COMMENT LA CORNEILLE EST DEVENUE NOIRE !
Il y a très, très longtemps, quand la terre et ses habitants étaient encore jeunes, les corneilles étaient toutes blanches comme neige. En ce temps-là,
les hommes n'avaient ni chevaux, ni fusils, ni armes en métal. Mais ils dépendaient pourtant de la chasse au bison pour manger et survivre.
Il était difficile, aléatoire et dangereux de chasser le bison à pied, avec des armes à pointe de pierre.
Les corneilles rendaient les choses encore plus difficile aux chasseurs, car elles étaient les amis des bisons. Elles montaient très haut dans le ciel,
au-dessus de la prairie, d'où elles pouvaient voir tout ce qui se passait.
À chaque fois qu'un chasseur s'approchait d'un troupeau, les corneilles volaient jusqu'à leurs amis et se perchant entre leurs deux cornes,
elles les mettaient en garde.
« Croa, croa, croa, chers cousins, voici venir des chasseurs. Ils sont en train de ramper dans le ravin qui est là-bas. Ils sont derrière cette colline.
Attention ! Croa, croa, croa! ».
En les entendant, les bisons s'enfuyaient au galop, et alors, les gens mouraient de faim.
Les indiens se réunirent donc en conseil pour décider quoi faire. Parmi les corneilles, il en était une énorme, deux fois plus grosse que toutes les autres,
qui était leur chef.
Pendant le conseil, le vieux sage se leva et suggéra ceci :
« il nous faut prendre la grande corneille blanche et lui donner une bonne leçon. Nous n'avons que cette solution, ou bien nous allons continuer à avoir faim ».
Il prit une grande peau de bison, entière, avec la tête et les cornes et il la posa sur les épaules d'un jeune brave en disant :
« mon neveu, glisse-toi parmi les bisons. Ils te prendront pour l'un des leurs, et ainsi tu pourras capturer la grande corneille blanche ».
Ainsi déguisé en bison, le jeune indien se faufila au milieu du troupeau et fit semblant de brouter.
Les grands animaux hirsutes ne lui prêtèrent pas la moindre attention.
Ensuite les chasseurs quittèrent leur campement et le suivirent, leur arcs tous prêts. Comme ils s'approchaient du troupeau, les corneilles s'en vinrent,
comme d'habitude, prévenir les bisons :
« croa, croa, croa, chers cousins, les chasseurs viennent pour vous tuer. Gardez-vous de leurs flèches. Croa, croa, croa ! ».
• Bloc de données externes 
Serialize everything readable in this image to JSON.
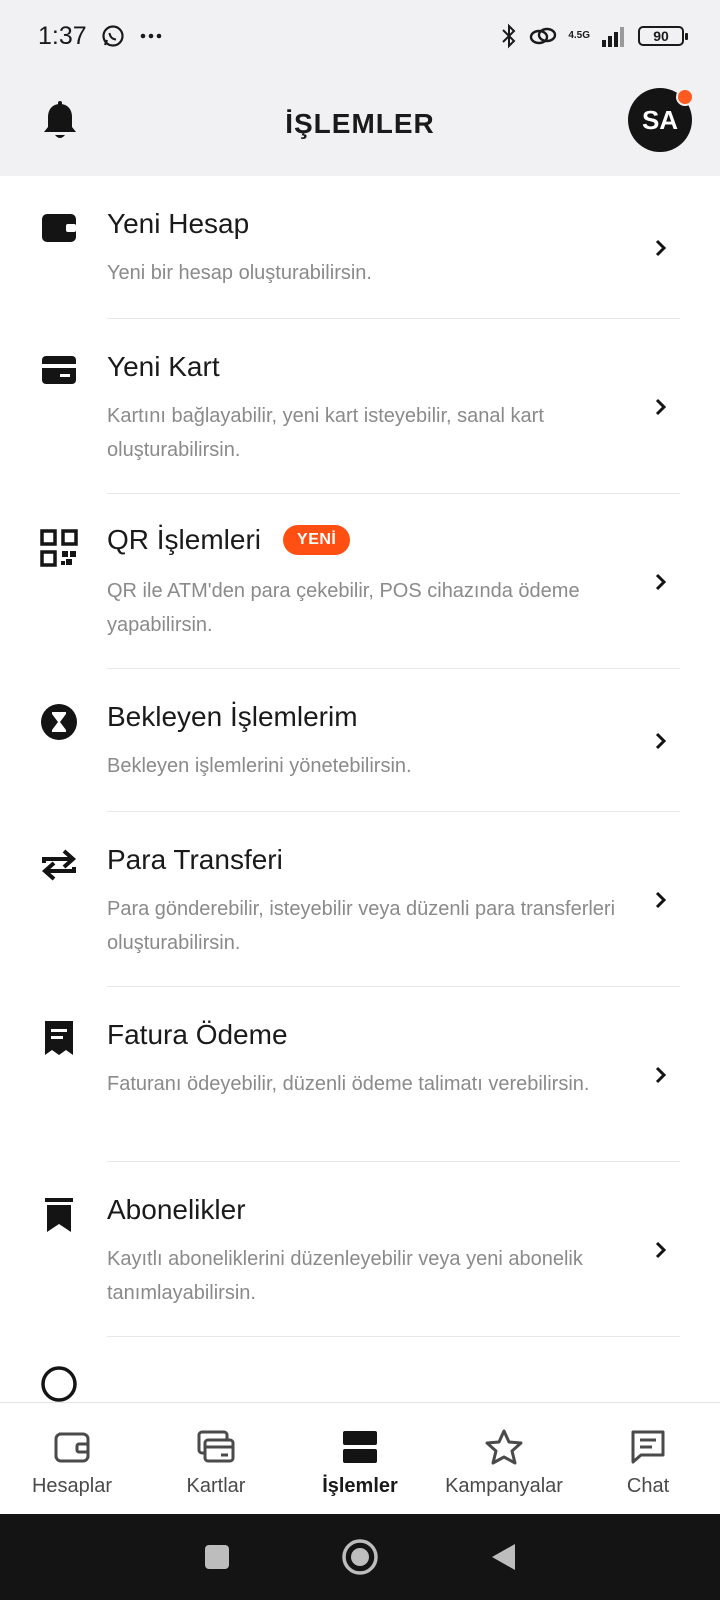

Et, comme d'habitude, tous les bisons de s'enfuir au galop... Tous, sauf bien sûr le jeune chasseur sous sa peau hirsute, qui faisait semblant
de continuer à brouter.
La grande corneille blanche vint donc se percher sur les épaules du chasseur et, battant des ailes, elle lui dit :
« Croa, croa, croa, mon frère, es-tu sourd ? Les chasseurs sont tout près, juste de l'autre côté de la colline. Sauve-toi ! »
Mais, à ce moment-là, le jeune chasseur laissa tomber sa peau de bison et s'empara de la grande corneille en la saisissant par les pattes.
Puis il prit un lien de peau, lui attacha les deux pattes ensemble et attacha l'autre extrémité à une grosse pierre. La corneille se débattait tant
qu'elle pouvait, mais en vain.
Les indiens de nouveau tinrent conseil.
« Qu’allons-nous faire de cette sale corneille qui nous a affamés tant de fois ? Je vais la brûler ! » s’écria un chasseur en colère.
Et avant qu'on ait pu faire le moindre geste, il arracha la corneille des mains du jeune chasseur et la plongea dans le feu du conseil, avec sa pierre
et sa lanière de cuir. « Ça t'apprendra ! » lui dit-il.
Bien entendu, le lien qui l'attachait à la pierre brûla complètement presque tout de suite et la grande corneille réussit à s'envoler.
Mais elle était un peu roussie et certaines de ses plumes étaient carbonisées.
Elle était toujours aussi grosse, mais elle n'était plus blanche.
« croa, croa, croa ! » cria-t-elle en s'envolant du plus vite qu'elle pût.
« Jamais je ne recommencerai; je n'avertirai plus les bisons, je vous le promets, Croa croa croa ! ».
C'est ainsi qu'elle réussit à s'échapper. Mais, depuis ce temps-là, toutes les corneilles sont noires.
Légende racontée par les Sioux Brûlés.